When plants are retired, electric utility companies must decide how to replace their power. Power at the San Onofre Nuclear Generating Station and the Crystal River plant was replaced primarily with natural gas-fired generation. Kewaunee’s generation was replaced by coal-fired generation while Vermont Yankee’s generation was replaced by purchasing electricity from other states and Canada. The following graph shows how in-state generation was replaced in each affected state after these four nuclear plants were no longer operating, but not necessarily officially retired.

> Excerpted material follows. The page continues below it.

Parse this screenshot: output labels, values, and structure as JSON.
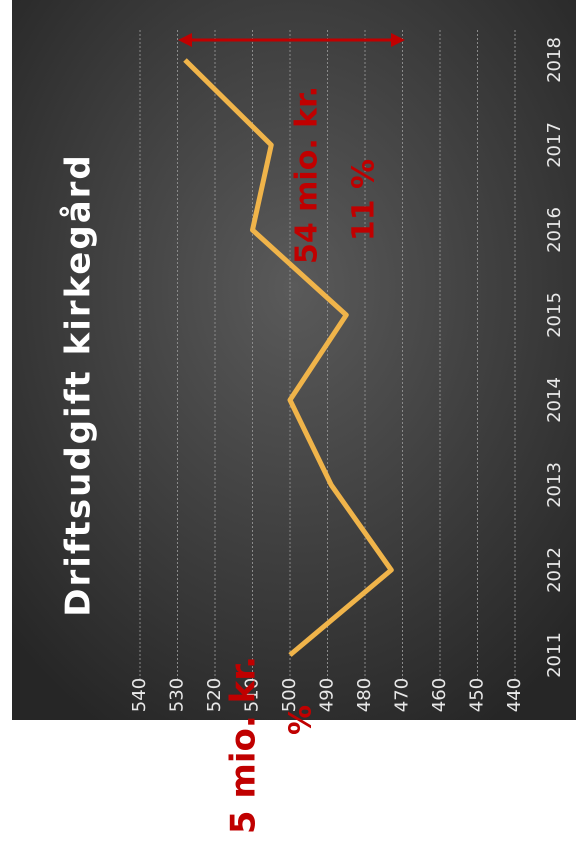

Reasons for Shuttering of Nuclear Power Plants
A few years ago, it was assumed that most existing U.S. nuclear plants would easily obtain 20- or 30-year license extensions from the NRC, which would carry the bulk of the U.S. nuclear fleet into the 2040s and beyond. However, extremely long and uncertain reviews by the NRC have resulted in early retirements rather than life extensions. Two units at the San Onofre Nuclear plant in California were shuttered because of the NRC not granting life extensions after extensive work had been done on the units. The NRC reviews were taking so long that the plant operators had to close the plants due to the expense of keeping them in operating condition and purchasing power to replace their output.

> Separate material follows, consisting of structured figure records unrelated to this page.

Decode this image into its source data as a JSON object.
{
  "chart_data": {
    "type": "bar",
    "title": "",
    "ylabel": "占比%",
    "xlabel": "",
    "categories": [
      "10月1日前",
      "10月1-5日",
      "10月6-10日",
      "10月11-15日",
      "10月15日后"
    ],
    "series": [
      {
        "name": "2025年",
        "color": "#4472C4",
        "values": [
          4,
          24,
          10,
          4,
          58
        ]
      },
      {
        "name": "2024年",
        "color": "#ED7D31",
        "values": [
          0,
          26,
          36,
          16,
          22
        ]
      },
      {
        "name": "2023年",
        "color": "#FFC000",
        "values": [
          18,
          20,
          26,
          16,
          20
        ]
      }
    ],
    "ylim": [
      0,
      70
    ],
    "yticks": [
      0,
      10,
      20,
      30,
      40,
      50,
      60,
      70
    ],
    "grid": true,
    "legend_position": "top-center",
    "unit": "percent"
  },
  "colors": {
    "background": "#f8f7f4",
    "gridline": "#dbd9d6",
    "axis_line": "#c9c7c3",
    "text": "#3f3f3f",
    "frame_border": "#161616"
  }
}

Electricity deregulation also caused problems for nuclear plants. Merchant power plants, whose rates cannot be recovered through regulated cost-of-service rates, have found it difficult to compete with low natural gas prices and increasing regulations. The Kewaunee Power Station and the Vermont Yankee plant are both merchant plants. The Vermont Yankee nuclear power plant had supplied 75 percent of Vermont’s power. In retiring Vermont Yankee, Entergy cited a number of financial factors, including: low wholesale electricity prices—driven in part by lower natural gas prices, which have reduced the profitability of the plant— increasing capital costs for maintaining the unit, low prices in the regional market for electric generating capacity, and increased costs to comply with new federal and regional regulations.